元々は集合住宅で一人暮らしをする男性に飼われていたワンコですが、後に男性が犬アレルギーを発症。飼いきれなくなったところで、手放すことにしました。
男性がビスコッティを持ち込んだ動物保護団体、Delacroix Dog Ranchでは原則的に、元飼い主からの犬猫の引き取りは行っていません。しかし、ビスコッティは「男性の病気が理由で行き場を失ったこと」、そして「特殊犬種で慎重に接するべきだったこと」などを考慮し、特例として引き取ることにしました。
■聞こえているはずなのに、あえて逆の行動をとることも
ビスコッティは、団体メンバーもそう多くは経験がないドーベルマンの保護犬です。
保護当初は警戒しながらお世話をすることにしましたが、ビスコッティはおおむね大らかで明るく性格の良いワンコでした。
ただし、かなりの賢さも兼ね備えている一方、元飼い主のもとでは「独学のしつけ」が行われたようで、当初人間の言うことをなかなか聞いてくれませんでした。
団体メンバーの指示や要求を理解しているはずなのに、あえて逆の行動を取ることも。ビスコッティは少しクセのある性格の持ち主でもありました。
■大暴れを叱るとエスカレートすることも
また、この大きな図体で、他のワンコに全身でワンプロを仕掛けたり、散歩中のあるタイミングでスイッチが入ると、リードに噛みつき大暴れすることも。その度に注意しても、ビスコッティは叱られることが大の苦手。大暴れがエスカレートすることもしばしばありました。
団体メンバーは頭を抱えましたが、ここで出した答えは「褒めて、褒めて、褒めまくり作戦」。賢く、誇り高いビスコッティに叱ることをヤメ、褒め続けることで信頼関係を構築。そこから少しずつ人間の指示に従わせるトレーニングを実施することにしました。
■少しずつ耳を傾けてくれるようになった
「褒めまくり作戦」は奏功し、ビスコッティは少しずつ人間の指示に耳を傾けてくれるようになりました。まだ完全に従順な姿勢を見せているわけではないものの、これだけでも立派な進歩です。
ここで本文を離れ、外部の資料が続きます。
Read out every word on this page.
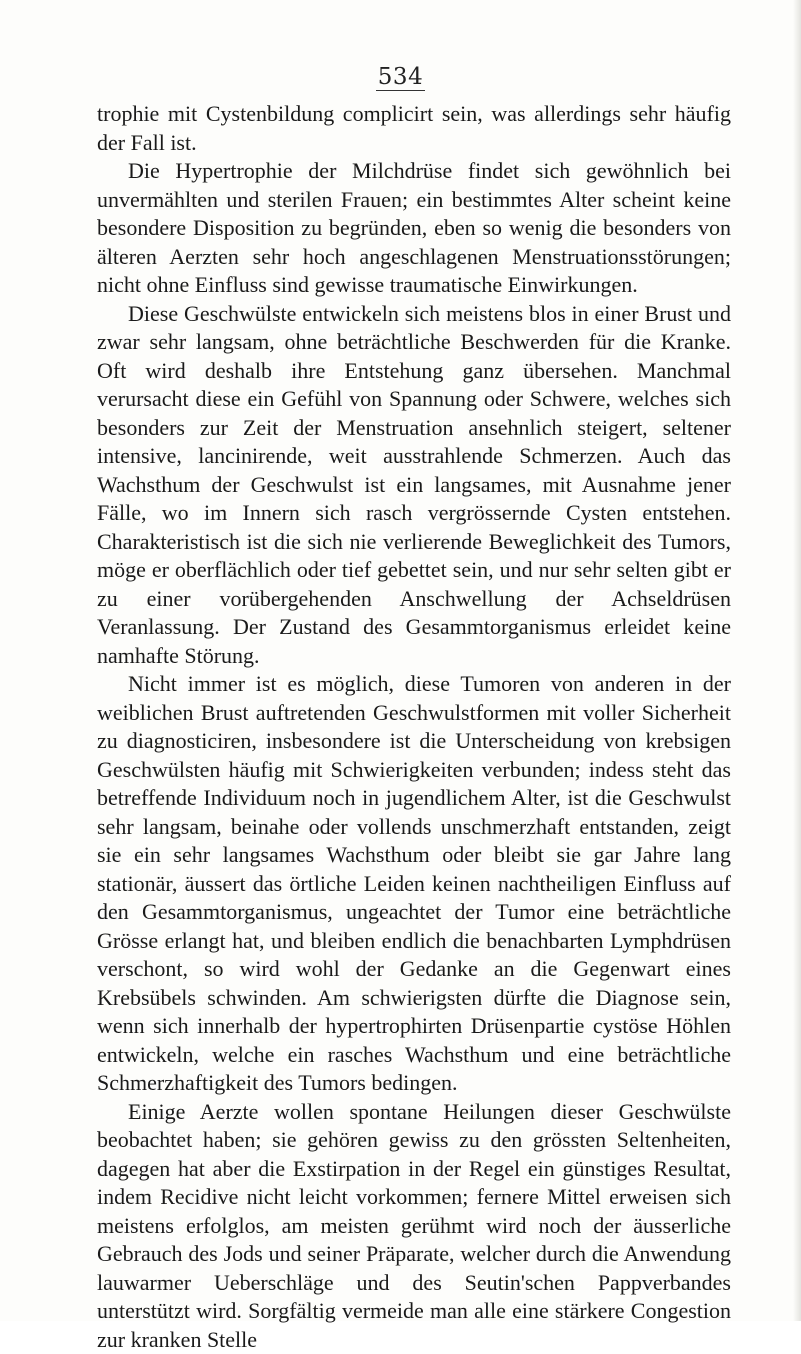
534

trophie mit Cystenbildung complicirt sein, was allerdings sehr häufig der Fall ist.

Die Hypertrophie der Milchdrüse findet sich gewöhnlich bei unvermählten und sterilen Frauen; ein bestimmtes Alter scheint keine besondere Disposition zu begründen, eben so wenig die besonders von älteren Aerzten sehr hoch angeschlagenen Menstruationsstörungen; nicht ohne Einfluss sind gewisse traumatische Einwirkungen.

Diese Geschwülste entwickeln sich meistens blos in einer Brust und zwar sehr langsam, ohne beträchtliche Beschwerden für die Kranke. Oft wird deshalb ihre Entstehung ganz übersehen. Manchmal verursacht diese ein Gefühl von Spannung oder Schwere, welches sich besonders zur Zeit der Menstruation ansehnlich steigert, seltener intensive, lancinirende, weit ausstrahlende Schmerzen. Auch das Wachsthum der Geschwulst ist ein langsames, mit Ausnahme jener Fälle, wo im Innern sich rasch vergrössernde Cysten entstehen. Charakteristisch ist die sich nie verlierende Beweglichkeit des Tumors, möge er oberflächlich oder tief gebettet sein, und nur sehr selten gibt er zu einer vorübergehenden Anschwellung der Achseldrüsen Veranlassung. Der Zustand des Gesammtorganismus erleidet keine namhafte Störung.

Nicht immer ist es möglich, diese Tumoren von anderen in der weiblichen Brust auftretenden Geschwulstformen mit voller Sicherheit zu diagnosticiren, insbesondere ist die Unterscheidung von krebsigen Geschwülsten häufig mit Schwierigkeiten verbunden; indess steht das betreffende Individuum noch in jugendlichem Alter, ist die Geschwulst sehr langsam, beinahe oder vollends unschmerzhaft entstanden, zeigt sie ein sehr langsames Wachsthum oder bleibt sie gar Jahre lang stationär, äussert das örtliche Leiden keinen nachtheiligen Einfluss auf den Gesammtorganismus, ungeachtet der Tumor eine beträchtliche Grösse erlangt hat, und bleiben endlich die benachbarten Lymphdrüsen verschont, so wird wohl der Gedanke an die Gegenwart eines Krebsübels schwinden. Am schwierigsten dürfte die Diagnose sein, wenn sich innerhalb der hypertrophirten Drüsenpartie cystöse Höhlen entwickeln, welche ein rasches Wachsthum und eine beträchtliche Schmerzhaftigkeit des Tumors bedingen.

Einige Aerzte wollen spontane Heilungen dieser Geschwülste beobachtet haben; sie gehören gewiss zu den grössten Seltenheiten, dagegen hat aber die Exstirpation in der Regel ein günstiges Resultat, indem Recidive nicht leicht vorkommen; fernere Mittel erweisen sich meistens erfolglos, am meisten gerühmt wird noch der äusserliche Gebrauch des Jods und seiner Präparate, welcher durch die Anwendung lauwarmer Ueberschläge und des Seutin'schen Pappverbandes unterstützt wird. Sorgfältig vermeide man alle eine stärkere Congestion zur kranken Stelle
程なくしてビスコッティの里親募集を開始することに加え、引き続き念入りなトレーニングをしていくことにしました。
■譲渡条件の一つが「脱走対策を2重3重にできるお家」
仮に新しいお家が見つかったとしても、これだけ賢くクセ強めのビスコッティなので、団体ではいくつか厳しい譲渡条件を出しています。
そのうちの一つが、「脱走・逃走対策を2重・3重に講じられること」。仮に脱走すれば、ビスコッティ自身に危険が及ぶだけでなく、その大きな体で人間にも突する可能性もないとは言えないかからです。
多くの保護犬は1日も早く第二の犬生に繋げたいところですが、ビスコッティはこれもまた特例。近年たびたび報道される「脱走ワンコ事件」の二の舞にならぬよう、団体ではビスコッティの譲渡先を厳しく見極め、慌てず慎重に「幸せな犬生」に繋げられることを目指しています。